Добавить в цитаты Настройки чтения

Страница 4 из 12



А сама-то она была кто такая? И была ли она такой, как никто другой, ни на кого не похожей, раз и навсегда? Вот попугай был как чибис. Через это – как – были они связаны. Как – было что-то важное. Важно было быть – как. Напротив как, стояло никак. Пустота. Никак было страшное. Попугай был как чибис, но никак не как голубка. А может у нее над головой с масляными волосами, поверх балдахина, была не голубка, а красно-зеленый шутовской попугай. Может в нее спиритус из него втекал. Может существовал такой спиритус, не голубиный, а попугайный. А что? Ведь умел же чибис сальву-реджину наизусть клювом выцокивать.

Как долго еще так сидеть?

Ее сняли наконец с помоста вместе с креслом и понесли на плечах.
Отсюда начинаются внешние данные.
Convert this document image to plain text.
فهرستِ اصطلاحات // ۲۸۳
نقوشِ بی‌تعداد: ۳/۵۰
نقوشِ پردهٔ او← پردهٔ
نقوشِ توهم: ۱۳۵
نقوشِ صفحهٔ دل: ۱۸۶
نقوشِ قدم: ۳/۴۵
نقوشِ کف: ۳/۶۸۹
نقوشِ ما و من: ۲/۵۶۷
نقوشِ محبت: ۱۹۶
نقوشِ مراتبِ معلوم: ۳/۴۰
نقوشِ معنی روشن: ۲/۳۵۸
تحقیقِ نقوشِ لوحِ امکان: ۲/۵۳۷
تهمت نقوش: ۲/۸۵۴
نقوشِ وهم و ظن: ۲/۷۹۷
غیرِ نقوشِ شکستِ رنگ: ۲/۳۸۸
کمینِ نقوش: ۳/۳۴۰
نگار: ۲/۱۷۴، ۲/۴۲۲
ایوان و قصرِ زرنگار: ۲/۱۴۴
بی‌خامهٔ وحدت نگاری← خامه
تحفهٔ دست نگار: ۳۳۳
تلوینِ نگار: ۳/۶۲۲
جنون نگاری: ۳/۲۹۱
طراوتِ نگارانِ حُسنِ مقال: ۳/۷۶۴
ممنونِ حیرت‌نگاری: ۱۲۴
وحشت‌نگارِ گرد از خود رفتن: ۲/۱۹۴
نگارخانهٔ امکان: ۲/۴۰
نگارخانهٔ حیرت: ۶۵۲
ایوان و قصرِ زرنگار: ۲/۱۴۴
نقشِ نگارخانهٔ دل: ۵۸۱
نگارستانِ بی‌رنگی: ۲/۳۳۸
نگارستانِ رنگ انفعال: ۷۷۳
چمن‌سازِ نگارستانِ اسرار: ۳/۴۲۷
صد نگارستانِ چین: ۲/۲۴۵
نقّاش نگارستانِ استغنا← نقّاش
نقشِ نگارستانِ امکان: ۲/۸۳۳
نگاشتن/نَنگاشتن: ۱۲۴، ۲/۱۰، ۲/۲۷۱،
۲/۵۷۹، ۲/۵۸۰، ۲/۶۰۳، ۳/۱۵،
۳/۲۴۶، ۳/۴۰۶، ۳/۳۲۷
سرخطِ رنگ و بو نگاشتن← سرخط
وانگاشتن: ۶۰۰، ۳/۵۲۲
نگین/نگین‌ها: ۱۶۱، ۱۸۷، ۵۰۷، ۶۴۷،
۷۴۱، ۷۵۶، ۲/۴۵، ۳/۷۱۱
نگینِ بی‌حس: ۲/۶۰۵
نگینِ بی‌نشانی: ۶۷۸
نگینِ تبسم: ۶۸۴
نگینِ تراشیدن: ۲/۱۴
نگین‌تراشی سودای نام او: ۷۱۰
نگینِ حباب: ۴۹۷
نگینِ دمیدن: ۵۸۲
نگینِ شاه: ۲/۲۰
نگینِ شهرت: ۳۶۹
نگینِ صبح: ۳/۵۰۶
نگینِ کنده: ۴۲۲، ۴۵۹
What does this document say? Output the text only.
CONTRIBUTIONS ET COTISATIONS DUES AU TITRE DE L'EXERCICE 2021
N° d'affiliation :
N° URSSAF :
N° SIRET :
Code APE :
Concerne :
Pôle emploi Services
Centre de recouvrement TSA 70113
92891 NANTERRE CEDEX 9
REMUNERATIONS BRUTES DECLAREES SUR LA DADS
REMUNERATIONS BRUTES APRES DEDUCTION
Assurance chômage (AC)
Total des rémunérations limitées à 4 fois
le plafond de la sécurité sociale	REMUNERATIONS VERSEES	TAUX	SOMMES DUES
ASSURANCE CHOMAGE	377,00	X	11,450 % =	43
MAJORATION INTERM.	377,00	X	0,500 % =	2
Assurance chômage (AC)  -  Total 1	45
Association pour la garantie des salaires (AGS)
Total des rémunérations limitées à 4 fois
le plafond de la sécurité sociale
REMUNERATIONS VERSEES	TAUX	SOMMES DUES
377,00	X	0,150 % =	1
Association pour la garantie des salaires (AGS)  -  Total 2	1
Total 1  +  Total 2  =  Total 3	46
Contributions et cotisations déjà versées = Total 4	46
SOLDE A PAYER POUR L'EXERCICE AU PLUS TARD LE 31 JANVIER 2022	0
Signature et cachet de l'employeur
Ногу с пряжкой можно было задвинуть, но ничто в ней уже не двигалось. Нога не слушалась. Так она ее и оставила, где та была. Качало сильно из стороны в сторону, как всегда в таких случаях. Кричали виват и еще что-то. Может быть, кричали и-и-вон-ону, да она не слушала. Белила клеились по шее. Ее тошнило. Ее чуть не уронили на повороте. Пронесли через площадь, по главной улице, до госпиталя, показали смотревшим в окна больным. Потом до самых городских ворот, за которыми начиналось кладбище. На воротах изображались разные фигуры. Она вскользь посмотрела, не останавливались. Были там звериные морды. Но уже поворачивали. Обратно уже несли.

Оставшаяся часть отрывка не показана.